Pourquoi soumettons-nous nos radiateurs de salle de bains à des tests de résistance à l’humidité ?
Soyons honnêtes : les salles de bains représentent un véritable cauchemar pour les équipements électroniques. Un instant, il fait extrêmement sec dans la pièce ; l’instant d’après, une épaisse couche de vapeur remplit tout l’espace. C’est un cycle brutale.
La plupart des lampes infrarouges ne cassent pas à cause de la défaillance de leur élément chauffant. Elles tombent en panne parce que les joints se détériorent ou que les composants électriques ne peuvent pas supporter l’humidité. C’est pourquoi nous effectuons ces tests intensifs de résistance à l’humidité. Nous voulons identifier tous les points faibles avant même que le produit n’arrive entre vos mains.
La lutte contre l’humidité
À l’intérieur de ces lampes en quartz, il y a un filament en tungstène qui a besoin d’un environnement très spécifique pour fonctionner correctement. Si le joint situé à l’extrémité de la lampe présente ne serait-ce qu’une petite fissure, l’humidité peut s’infiltrer. Dans ce cas, le verre peut se briser à cause du choc thermique, ou le filament peut brûler trop rapidement.
Pour éviter cela, nous plongeons nos lampes dans des chambres d’humidité. Nous les soumettons à une vapeur saturée pendant 500 heures. Si une lampe ne survit pas à ce test, elle ne devrait absolument pas être utilisée dans votre salle de bains par temps froid.

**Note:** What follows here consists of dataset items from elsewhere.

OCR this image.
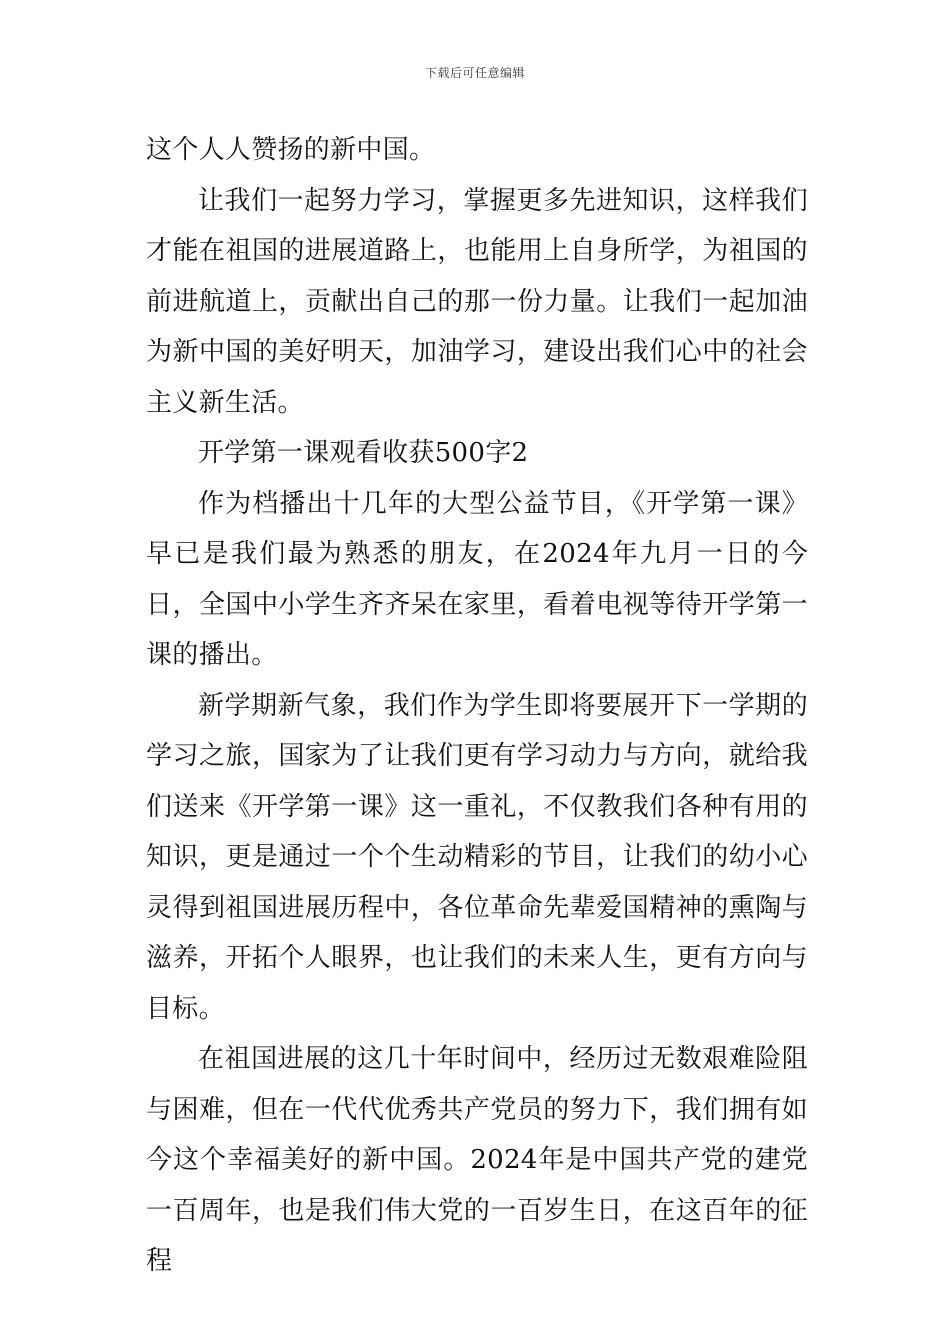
下载后可任意编辑

这个人人赞扬的新中国。

让我们一起努力学习，掌握更多先进知识，这样我们才能在祖国的进展道路上，也能用上自身所学，为祖国的前进航道上，贡献出自己的那一份力量。让我们一起加油为新中国的美好明天，加油学习，建设出我们心中的社会主义新生活。

开学第一课观看收获500字2

作为档播出十几年的大型公益节目，《开学第一课》早已是我们最为熟悉的朋友，在2024年九月一日的今日，全国中小学生齐齐呆在家里，看着电视等待开学第一课的播出。

新学期新气象，我们作为学生即将要展开下一学期的学习之旅，国家为了让我们更有学习动力与方向，就给我们送来《开学第一课》这一重礼，不仅教我们各种有用的知识，更是通过一个个生动精彩的节目，让我们的幼小心灵得到祖国进展历程中，各位革命先辈爱国精神的熏陶与滋养，开拓个人眼界，也让我们的未来人生，更有方向与目标。

在祖国进展的这几十年时间中，经历过无数艰难险阻与困难，但在一代代优秀共产党员的努力下，我们拥有如今这个幸福美好的新中国。2024年是中国共产党的建党一百周年，也是我们伟大党的一百岁生日，在这百年的征程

L’ennemi caché : la corrosion
Il y a aussi le côté électrique des choses. Lorsque la vapeur d’eau atteint les terminaux électriques, ceux-ci commencent à s’oxyder. On ne voit pas ce qui se passe, mais cela crée une résistance. Imaginez un tuyau bouché : l’électricité a du mal à circuler, ce qui provoque des points chauds. Si la situation devient trop grave, cela peut même faire fondre l’enveloppe de la lampe ou la faire exploser. Nous vérifions donc la chute de tension après ce processus de vieillissement, afin de nous assurer que le courant continue de circuler correctement. Si la résistance augmente, nous devons revoir notre conception.
Pourquoi ne prenons-nous pas de raccourcis ?
Nous utilisons du silicone résistant à haute température ainsi que des céramiques spécialisées pour empêcher l’entrée de l’eau. Oui, cela rend les composants un peu plus volumineux et coûte un peu plus cher à fabriquer.
On trouve des radiateurs moins chers qui utilisent des adhésifs ordinaires, mais ceux-ci fuient presque toujours. Pour nous, c’est un choix simple : nous préférons investir un peu plus dans les joints, afin que le radiateur ne tombe pas en panne au bout de six mois. Il vaut mieux avoir un équipement qui dure vraiment aussi longtemps que prévu.